Being too busy can strain your practice
Overwork doesn’t only wreck your own life. The large western law firm Godfrey and Johnson take pains to steer their attorneys away from their ‘maximum caseload’ and toward their ‘optimal caseload.’ Their explanation demonstrates how deeply counter-productive outsized caseloads can be:
“Lawyers who are too busy are not as good at communicating regularly with clients; they do not develop brilliant strategies; they do not file optional (but sometimes outcome-determining) motions; they fail to take necessary depositions; they are reluctant to [sic] deep legal research; they miss key points or bits of evidence; they forget to hire necessary experts; they tend to forget deadlines or leave too little time to prepare essential documents; they sound and appear rushed and worn out and therefore lose client confidence; the quality of their writing suffers; they become depressed and get on the nerves of their co-workers, causing a spreading morale problem in the firm. This can lead to a snowball effect which, in turn, can cause the lawyer’s ethical standards to drop with the application of ‘situational ethics,’ or dishonest reporting, and a host of other problems. Drug abuse and financial irregularities often follow, neither of which are permitted in this firm.”
How to make a higher caseload sustainable:
If you find you suffer from the problems above, you can always reduce your caseload. But what if you need that higher load for financial stability? What if you would appreciate less work, but can’t turn away the potential clients who deserve their day in court?

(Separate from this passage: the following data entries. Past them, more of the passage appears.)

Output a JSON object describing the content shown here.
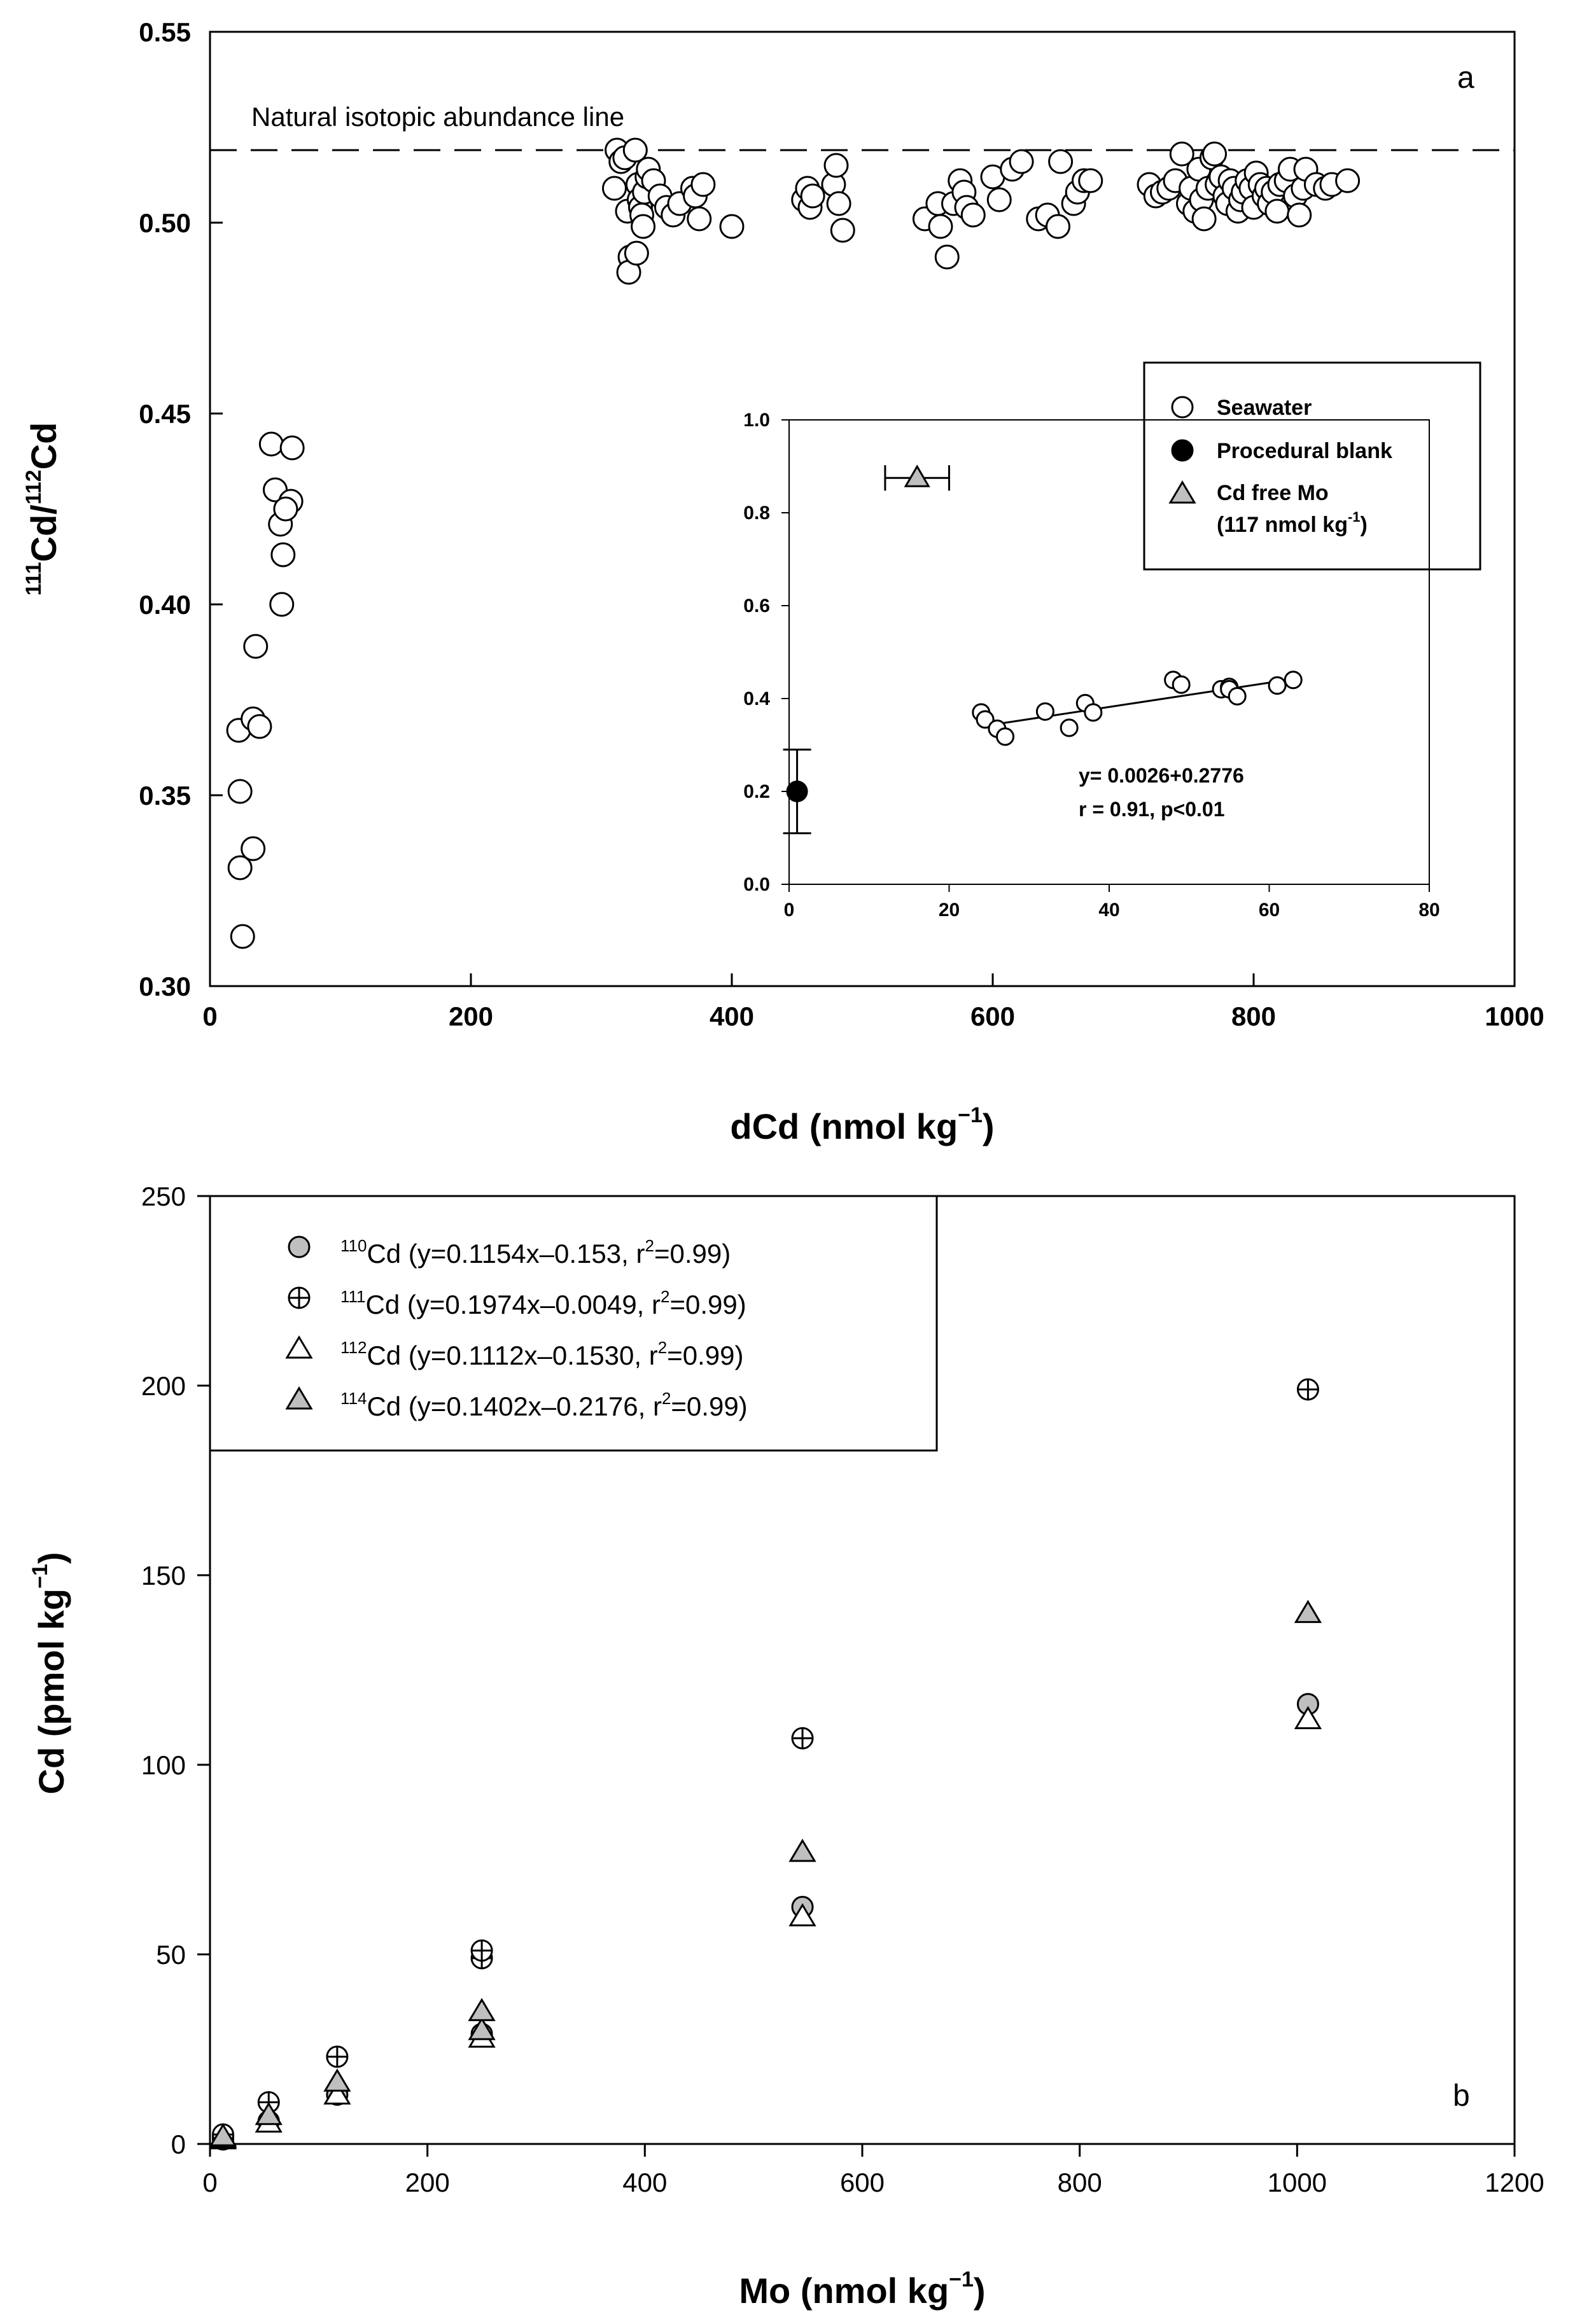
{
  "chart_data": [
    {
      "type": "scatter",
      "panel_label": "a",
      "xlabel": "dCd (nmol kg",
      "xlabel_sup": "−1",
      "xlabel_tail": ")",
      "ylabel_sup1": "111",
      "ylabel_mid": "Cd/",
      "ylabel_sup2": "112",
      "ylabel_tail": "Cd",
      "xlim": [
        0,
        1000
      ],
      "ylim": [
        0.3,
        0.55
      ],
      "xticks": [
        0,
        200,
        400,
        600,
        800,
        1000
      ],
      "xtick_labels": [
        "0",
        "200",
        "400",
        "600",
        "800",
        "1000"
      ],
      "yticks": [
        0.3,
        0.35,
        0.4,
        0.45,
        0.5,
        0.55
      ],
      "ytick_labels": [
        "0.30",
        "0.35",
        "0.40",
        "0.45",
        "0.50",
        "0.55"
      ],
      "reference_line": {
        "y": 0.519,
        "label": "Natural isotopic abundance line"
      },
      "series": [
        {
          "name": "Seawater",
          "marker": "open-circle",
          "points": [
            [
              25,
              0.313
            ],
            [
              23,
              0.331
            ],
            [
              23,
              0.351
            ],
            [
              22,
              0.367
            ],
            [
              33,
              0.336
            ],
            [
              33,
              0.37
            ],
            [
              38,
              0.368
            ],
            [
              35,
              0.389
            ],
            [
              55,
              0.4
            ],
            [
              56,
              0.413
            ],
            [
              54,
              0.421
            ],
            [
              50,
              0.43
            ],
            [
              47,
              0.442
            ],
            [
              63,
              0.441
            ],
            [
              62,
              0.427
            ],
            [
              58,
              0.425
            ],
            [
              312,
              0.519
            ],
            [
              315,
              0.516
            ],
            [
              318,
              0.517
            ],
            [
              310,
              0.509
            ],
            [
              320,
              0.503
            ],
            [
              322,
              0.491
            ],
            [
              321,
              0.487
            ],
            [
              326,
              0.519
            ],
            [
              328,
              0.51
            ],
            [
              329,
              0.506
            ],
            [
              330,
              0.504
            ],
            [
              331,
              0.502
            ],
            [
              332,
              0.499
            ],
            [
              327,
              0.492
            ],
            [
              333,
              0.508
            ],
            [
              335,
              0.512
            ],
            [
              336,
              0.514
            ],
            [
              340,
              0.511
            ],
            [
              345,
              0.507
            ],
            [
              350,
              0.504
            ],
            [
              355,
              0.502
            ],
            [
              360,
              0.505
            ],
            [
              370,
              0.509
            ],
            [
              372,
              0.507
            ],
            [
              375,
              0.501
            ],
            [
              378,
              0.51
            ],
            [
              400,
              0.499
            ],
            [
              455,
              0.506
            ],
            [
              458,
              0.509
            ],
            [
              460,
              0.504
            ],
            [
              462,
              0.507
            ],
            [
              478,
              0.51
            ],
            [
              480,
              0.515
            ],
            [
              482,
              0.505
            ],
            [
              485,
              0.498
            ],
            [
              548,
              0.501
            ],
            [
              558,
              0.505
            ],
            [
              560,
              0.499
            ],
            [
              565,
              0.491
            ],
            [
              570,
              0.505
            ],
            [
              575,
              0.511
            ],
            [
              578,
              0.508
            ],
            [
              580,
              0.504
            ],
            [
              585,
              0.502
            ],
            [
              600,
              0.512
            ],
            [
              605,
              0.506
            ],
            [
              615,
              0.514
            ],
            [
              622,
              0.516
            ],
            [
              635,
              0.501
            ],
            [
              642,
              0.502
            ],
            [
              650,
              0.499
            ],
            [
              652,
              0.516
            ],
            [
              662,
              0.505
            ],
            [
              665,
              0.508
            ],
            [
              670,
              0.511
            ],
            [
              675,
              0.511
            ],
            [
              720,
              0.51
            ],
            [
              725,
              0.507
            ],
            [
              730,
              0.508
            ],
            [
              735,
              0.509
            ],
            [
              740,
              0.511
            ],
            [
              745,
              0.518
            ],
            [
              750,
              0.505
            ],
            [
              752,
              0.509
            ],
            [
              755,
              0.503
            ],
            [
              758,
              0.514
            ],
            [
              760,
              0.506
            ],
            [
              762,
              0.501
            ],
            [
              765,
              0.509
            ],
            [
              768,
              0.517
            ],
            [
              770,
              0.518
            ],
            [
              772,
              0.51
            ],
            [
              775,
              0.512
            ],
            [
              778,
              0.507
            ],
            [
              780,
              0.505
            ],
            [
              782,
              0.511
            ],
            [
              785,
              0.509
            ],
            [
              788,
              0.503
            ],
            [
              790,
              0.506
            ],
            [
              792,
              0.508
            ],
            [
              795,
              0.511
            ],
            [
              798,
              0.509
            ],
            [
              800,
              0.504
            ],
            [
              802,
              0.513
            ],
            [
              805,
              0.51
            ],
            [
              808,
              0.507
            ],
            [
              810,
              0.509
            ],
            [
              812,
              0.505
            ],
            [
              815,
              0.508
            ],
            [
              818,
              0.503
            ],
            [
              820,
              0.51
            ],
            [
              825,
              0.511
            ],
            [
              828,
              0.514
            ],
            [
              832,
              0.507
            ],
            [
              835,
              0.502
            ],
            [
              838,
              0.509
            ],
            [
              840,
              0.514
            ],
            [
              848,
              0.51
            ],
            [
              855,
              0.509
            ],
            [
              860,
              0.51
            ],
            [
              872,
              0.511
            ]
          ]
        }
      ],
      "legend": [
        {
          "marker": "open-circle",
          "label": "Seawater"
        },
        {
          "marker": "filled-circle",
          "label": "Procedural blank"
        },
        {
          "marker": "gray-triangle",
          "label": "Cd free Mo",
          "sub_label": "(117 nmol kg",
          "sub_sup": "-1",
          "sub_tail": ")"
        }
      ],
      "inset": {
        "xlim": [
          0,
          80
        ],
        "ylim": [
          0.0,
          1.0
        ],
        "xticks": [
          0,
          20,
          40,
          60,
          80
        ],
        "xtick_labels": [
          "0",
          "20",
          "40",
          "60",
          "80"
        ],
        "yticks": [
          0.0,
          0.2,
          0.4,
          0.6,
          0.8,
          1.0
        ],
        "ytick_labels": [
          "0.0",
          "0.2",
          "0.4",
          "0.6",
          "0.8",
          "1.0"
        ],
        "seawater_points": [
          [
            24,
            0.37
          ],
          [
            24.5,
            0.355
          ],
          [
            26,
            0.335
          ],
          [
            27,
            0.318
          ],
          [
            32,
            0.372
          ],
          [
            35,
            0.337
          ],
          [
            37,
            0.39
          ],
          [
            38,
            0.37
          ],
          [
            48,
            0.44
          ],
          [
            49,
            0.43
          ],
          [
            54,
            0.42
          ],
          [
            55,
            0.425
          ],
          [
            55,
            0.42
          ],
          [
            56,
            0.405
          ],
          [
            61,
            0.428
          ],
          [
            63,
            0.44
          ]
        ],
        "fit_line": {
          "x": [
            24,
            63
          ],
          "y": [
            0.34,
            0.442
          ]
        },
        "procedural_blank": {
          "x": 1,
          "y": 0.2,
          "y_err": 0.09
        },
        "cd_free_mo": {
          "x": 16,
          "y": 0.875,
          "x_err": 4
        },
        "equation": "y= 0.0026+0.2776",
        "stats": "r = 0.91, p<0.01"
      }
    },
    {
      "type": "scatter",
      "panel_label": "b",
      "xlabel": "Mo (nmol kg",
      "xlabel_sup": "−1",
      "xlabel_tail": ")",
      "ylabel": "Cd (pmol kg",
      "ylabel_sup": "−1",
      "ylabel_tail": ")",
      "xlim": [
        0,
        1200
      ],
      "ylim": [
        0,
        250
      ],
      "xticks": [
        0,
        200,
        400,
        600,
        800,
        1000,
        1200
      ],
      "xtick_labels": [
        "0",
        "200",
        "400",
        "600",
        "800",
        "1000",
        "1200"
      ],
      "yticks": [
        0,
        50,
        100,
        150,
        200,
        250
      ],
      "ytick_labels": [
        "0",
        "50",
        "100",
        "150",
        "200",
        "250"
      ],
      "series": [
        {
          "name": "110Cd",
          "iso": "110",
          "marker": "gray-circle",
          "legend_text": "Cd (y=0.1154x–0.153, r",
          "x": [
            12,
            12,
            54,
            117,
            250,
            545,
            1010
          ],
          "y": [
            1.2,
            1.8,
            6.0,
            13.0,
            29.0,
            62.5,
            116.0
          ]
        },
        {
          "name": "111Cd",
          "iso": "111",
          "marker": "crossed-circle",
          "legend_text": "Cd (y=0.1974x–0.0049, r",
          "x": [
            12,
            12,
            54,
            117,
            250,
            250,
            545,
            1010
          ],
          "y": [
            2.0,
            2.5,
            11.0,
            23.0,
            49.0,
            51.0,
            107.0,
            199.0
          ]
        },
        {
          "name": "112Cd",
          "iso": "112",
          "marker": "open-triangle",
          "legend_text": "Cd (y=0.1112x–0.1530, r",
          "x": [
            12,
            12,
            54,
            117,
            250,
            545,
            1010
          ],
          "y": [
            1.2,
            1.6,
            5.6,
            13.0,
            28.0,
            60.0,
            112.0
          ]
        },
        {
          "name": "114Cd",
          "iso": "114",
          "marker": "gray-triangle",
          "legend_text": "Cd (y=0.1402x–0.2176, r",
          "x": [
            12,
            12,
            54,
            117,
            250,
            250,
            545,
            1010
          ],
          "y": [
            1.5,
            2.0,
            7.6,
            16.4,
            30.0,
            35.0,
            77.0,
            140.0
          ]
        }
      ],
      "legend_r2_sup": "2",
      "legend_r2_tail": "=0.99)"
    }
  ]
}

Before trimming your work down, you might try to swing your optimal caseload upward with a few tools and practices. The suggestions below can reduce busywork, streamline activity, and increase your personal capacity, to allow you to safely and productively handle more cases.
Automate! – The greatest tool for the modern lawyer might be law firm automation. Case management systems can take over much of your paperwork, data entry, and management tasks, allowing you to focus on being a lawyer.
Manage away from emergencies
Practice management tools can keep you a few steps ahead of deadlines. When you fall into multiple crunch times, your work suffers, your efficiency falters, and you’re constantly putting out fires.
Tools to reduce emergencies include smart task lists, linked calendars, automatic deadline reminders, and regular reports that give you a broader view of upcoming needs before they become emergencies.
Hire adequate support staff
Some attorneys find that bringing on a skilled paralegal or a virtual receptionist can dramatically expand their caseload horizons. Beyond that, there are tools that allow you to track individual productivity across your legal team.
Attend to your personal life
Address personal issues before they become catastrophes. If you ignore your personal life long enough, it will eventually proliferate with problems that affect your professional life. You’ll find that you tumble into the negative behaviors listed above even with lower caseloads.
On the other hand, when you give time and attention to your friends and loved ones, they can in turn feed you the energy you need to become a better attorney.
Maintain a good flow
Positive psychologists describe the ‘flow’ state as a key part of satisfying work. Flow happens when we come up against challenges but are able to surmount with practice, attention, and effort.
We can think of a similar principle in finding our practice ‘flow.’ We want enough cases to keep us on our toes, growing and learning new skills, and bringing sustainable growth to our practice. But we don’t want to take on so much that we become destructive or stuck.
Our ideal caseloads can change dramatically as we learn new practice skills and technologies, or go through different life stages. But as we pay attention to our natural positive and negative responses to our workloads, we can adjust our practice levels before disaster strikes.